4. Be your “favorite self”

These words from Sierra Chas (on Twitter) remind us that we don’t have to be the “best” or try to change who we are to meet an impossible standard of perfectionism. She says, “I saw somewhere earlier, ‘go be your favorite self.’ We are used to best or higher but favorite leaves room for grace. I’m going to be the version of myself I like right now, in this moment.” Let’s all go be our favorite selves.
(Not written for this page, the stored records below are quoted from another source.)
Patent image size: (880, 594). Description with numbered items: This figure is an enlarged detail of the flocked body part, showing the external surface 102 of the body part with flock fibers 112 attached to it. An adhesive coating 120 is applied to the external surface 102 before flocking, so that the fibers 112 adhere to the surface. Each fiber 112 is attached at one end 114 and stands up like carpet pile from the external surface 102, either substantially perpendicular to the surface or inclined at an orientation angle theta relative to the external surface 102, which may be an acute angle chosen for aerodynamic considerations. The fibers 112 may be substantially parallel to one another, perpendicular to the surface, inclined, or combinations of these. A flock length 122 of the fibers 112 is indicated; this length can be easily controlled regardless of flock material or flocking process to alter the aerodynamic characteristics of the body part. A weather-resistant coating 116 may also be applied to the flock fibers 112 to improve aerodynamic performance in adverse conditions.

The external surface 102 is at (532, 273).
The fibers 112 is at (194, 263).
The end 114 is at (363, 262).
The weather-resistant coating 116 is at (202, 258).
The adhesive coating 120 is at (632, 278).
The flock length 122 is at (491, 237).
5. Leave space in between everything.

I used to forget to make space in between in the name of getting it all done. Now I know that the rest, breath, noticing and healing that happens in between means more to me and positively impacts how I feel, treat people and do my work. Instead of filling up all the spaces in the name of productivity or trying to get it all done, embrace extra space. It’s yours. You need it. You deserve it. When an appointment cancels, or something falls off your to-do list, instead of replacing it, take the space for yourself.

6. Stop trying to give your all.

We are so conditioned to “do our best” and “give it our all” that we’ve forgotten a few really important things.

  • Your best is dynamic. Your best is different at 8:00 am than it is at 8:00 pm. Your best is different before and after coffee, taking a walk or lying down for a bit. Your best is different after you get bad news, have a fight with a friend or spend any amount of time reading comments on the internet.
  • Offering your all is unregulated and unreasonable. No one should expect all of you (in your work life or your personal life) nor should you feel compelled to offer it.
  • Your best is specific to your skills and ability. Giving my best removing someone’s appendix or cooking in a Michelin Star kitchen wouldn’t be very good at all. Even if I tried really hard and gave it my all, it wouldn’t matter. There are some things where your best will never be enough. Let other people do those things.

Today, declutter the words and the effort behind doing your best and giving it your all. Instead, offer what you can reasonably do while taking care of yourself. Always remember there is plenty of opportunity between giving it your all and giving it nothing to offer something great.

7. Remember that there is a fine line between being informed and being completely overwhelmed.

Whenever I share that I’m taking a break from the news, someone always tells me that it’s important to stay informed. I agree. Kind of. It is important to stay informed but not on an hourly basis or even a daily basis. It’s also important to consider how you are informed. I don’t “watch” the news or news clips or video shared online. I read the news and choose what I let into my heart and soul and how I let it in. If you are feeling overwhelmed, take a break from the news, social media and the internet whenever you want. Being uninformed for a minute allows you to feel the way you want to feel instead of living in a reactionary state 24/7.

8. Stop trying to help or fix everyone.

Author Anne Lamott says, “Our help is usually not very helpful. Our help is often toxic. And help is the sunny side of control. Stop helping so much. Don’t get your help and goodness all over everybody.” Oh ouch! Help is the sunny side of control?!

I’ll admit, I often think of my advice as being helpful, which is why seeing it through Anne Lamott’s eyes is so powerful. It makes me wonder, do I want to help? Or do I want to control the situation? What about you … helpful or controlling? Or maybe a little bit of both? When you begin to see and accept people for who they are instead of trying to turn them into who you want them to be, the stress begins to melt away.

There will be seasons of life that are more stressful than others and times when stress gets the best of us. That makes it even more meaningful to protect our peace and stress less where we can.